1) Forget about the 'old technology, ie. serial, parallel, ps/2, ide/eide
2) usb, Firewire (perhaps), SATA (serial ATA) for H/D, DVD etc, pci-express, gigabyte lan
Most of the major compter manufacturers will have new machines by March 2005 that only have the items listed in 2). By the end of 2005, everyone who wants to survive will meet the standard in item 2).
Item 1) will be dead and only used in 'legacy computers'.
Joined: 14-Mar-2003 Posts: 5211
From: Ylikiiminki, Finland
@digitaldisaster
I would be interested in both high end and low-end models. (miniA1 could serve the low-end need)
Also... perhaps nanoA1 with embedded PPC CPU would also be interesting... I could use some 10"*10" size modules..... and some might be interested in building Amiga (rendering/compiling) clusters with those...
I would recommend contacting KMOS, Hyperion and then Eyetech. ( in that order )
Perhaps your board and A1 could share same CPU slot specs and "custom slot" specs? Perhaps you could start with the development of A1 compatible CPU module... A1 users would love to upgrade their CPU to something like 1Ghz G3 with 1Mb L2 or 1.6Ghz G4.
Perhaps Eyetech would be interested in distributing (also) your board?
Other valuable partners could be Individual Computers and Elbox.
Also, how about letting Mac CPU card's to work on your motherboard?
Especially if KMOS & co do not pay any attention, head towards AROS as the development phase OS....
and..... one idea, even if it will never make profit ... simple G3 card for Amiga1200...
I have been having thoughts about what I would do if I had to create a computer from scratch.
At the moment G5 appears quite power-hungry - I don't know if this is the way I would want to go. Looking at the amount of low-power support out there I was having some pretty wild thoughts. Why not a modular G4 design?
I was thinking of something radically modular, connected only by external power and PCI-Express bus.

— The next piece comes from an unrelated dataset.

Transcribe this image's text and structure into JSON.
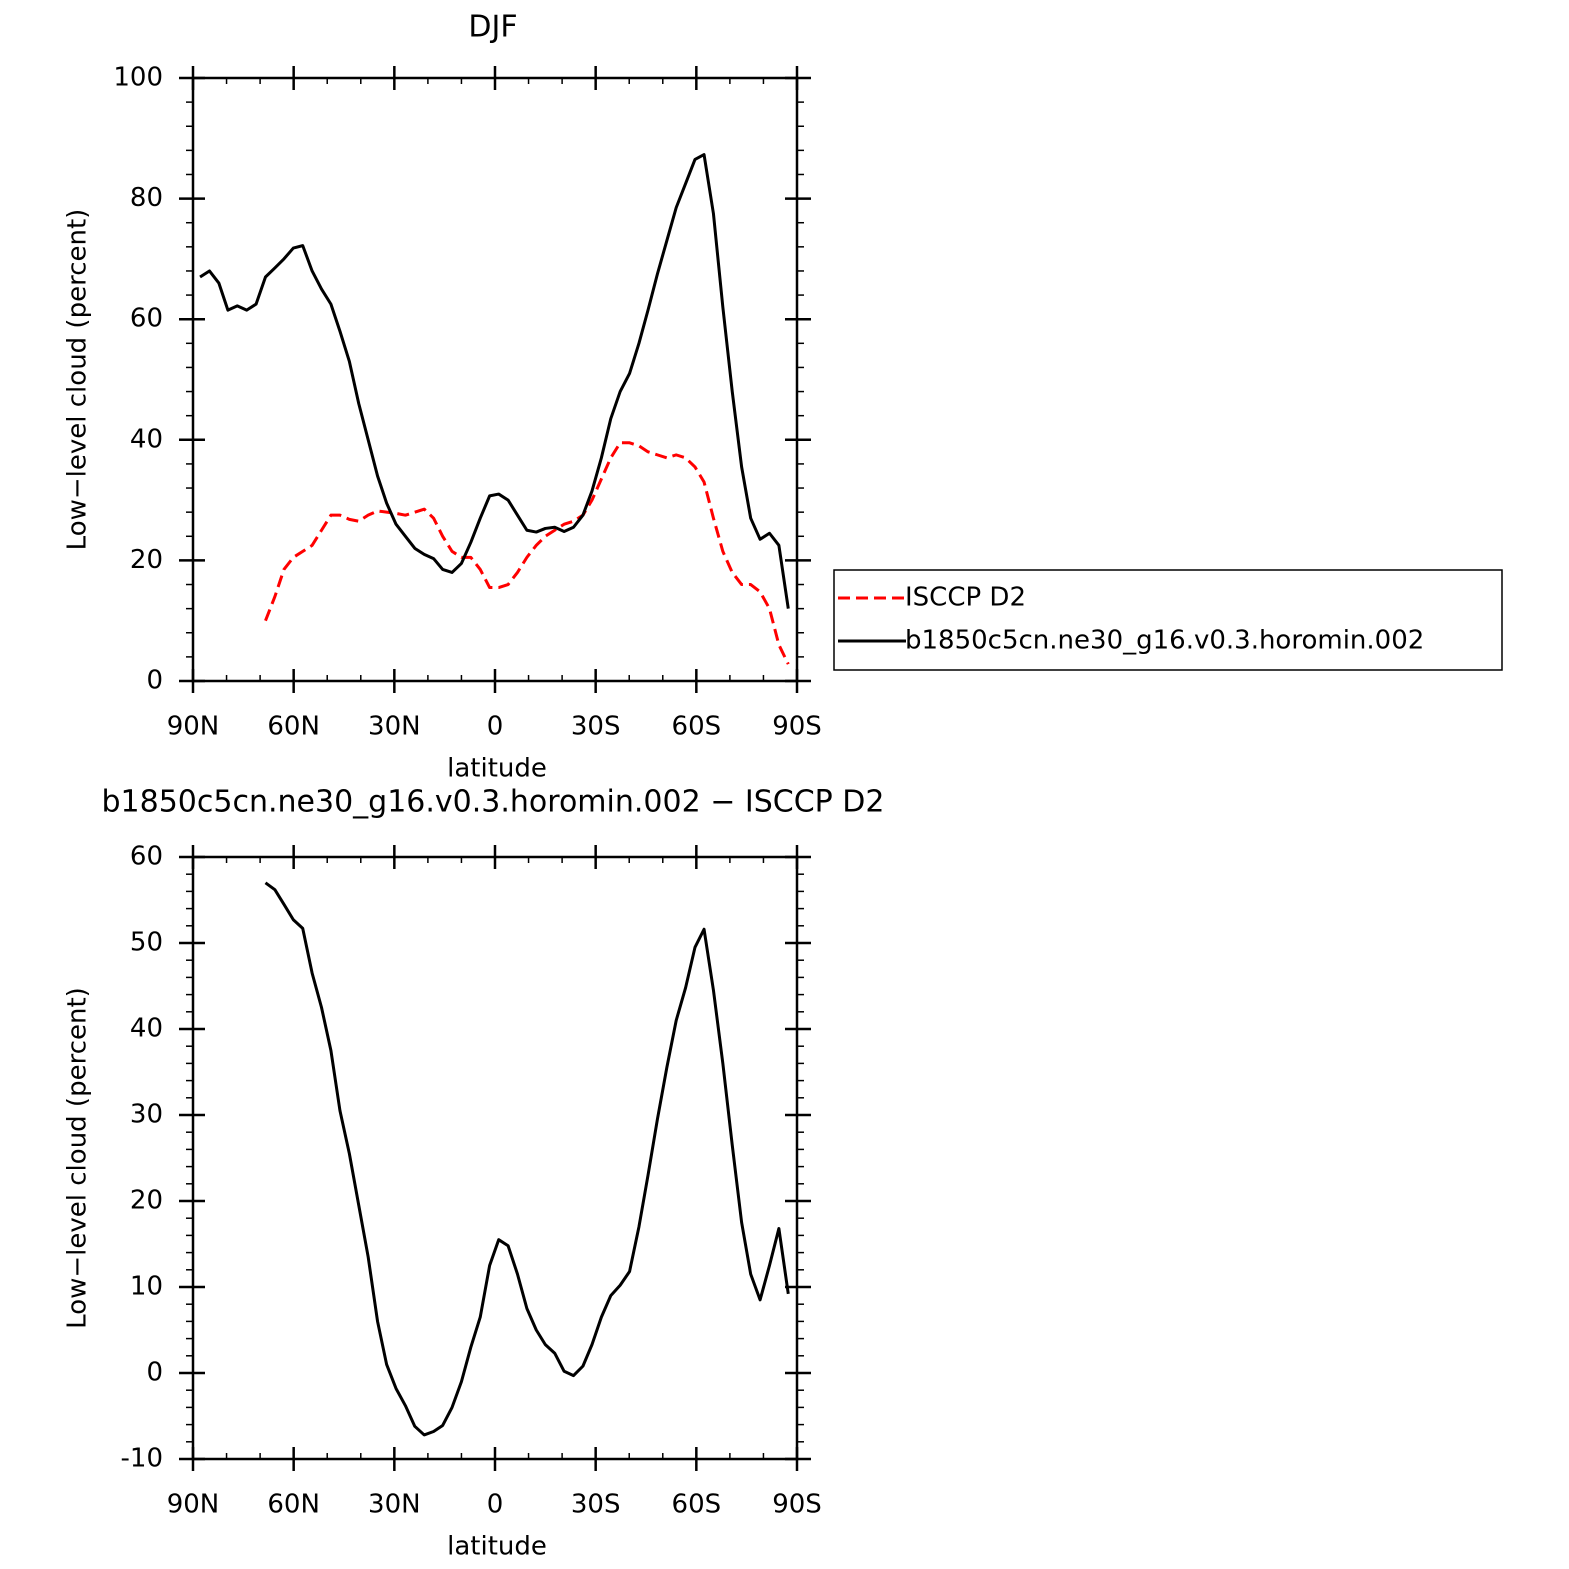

I know the chipsets aren't there yet, especially for PowerPC but one has to dream... :)
Perhaps a very basic A500-style system could have the following: - External power brick (or internal power supply) - Core single-processor module This is where the BIOS, memory and bus controller live - Basic i/o module (includes hard drive) - Basic graphics module
There could be a master A500-style case to hold these 'raw' modules.
Each of these modules could be a fairly skimpy circuit board. The trick is they all talk over PCI-Express and each module is SMALL and LOW POWER. No more great honking huge PCI connectors. No heatsinks. No fans. If you want a radically fast graphics card then that particular module would have to do its own cooling separately from the rest of the system. If you want to upgrade your processor you replace that module. Sound familiar?
A more sophisticated system could be built up from: - External brick or beefier power module - Core single or dual-processor modules (perhaps more than one in a system - they would have to negotiate over the PCI-Express bus - lots'o'fun for the OS) - Separate I/O module with lots of fancy stuff like Firewire, USB, 6-channel audio, mouse (two?), keyboard, infrared, etc... - Separate high-end graphics module - Separate high-end disk i/o module (RAID, caching, mirroring, etc.)
Perhaps some of these modules would simply have a PCI-Express connector internally and you could plug in off-the-shelf cards?
If you wanted 4 video displays you could plug in 4 display modules.
Want lots and lots of I/O connectors? Plug in multiple modules.
These could be 'stacked' inside custom (injection-moulded?) micro-pizza boxes perhaps only 4" x 6" x 1" so you would build up a tower. You could also design a rack-mount enclosure to contain n modules as required.
Heck make the modules small and low-power enough and it isn't too far-fetched to progress to a laptop design.
Nifty add-on modules could include: - Back-up battery system - Solid-state storage (multiple slots for flash media)
This is a lot of design work and probably not worth doing at all but I figured it could be kicked around by smarter folks than I.
There's a big brain-dump. Have fun ripping it to shreds...
I think it sounds like a good ideal. And if I remeber correctly amiga.org was offering to host amiga related sites for free at one time. I don't know if the offer still stands, but you can check. (Some one correct me if I was wrong about the hosting)
Well, it sounds like a nice concept... I think that Hyperion are the ones to speak with in terms of OS4 being licensed and ported. Good luck with this project.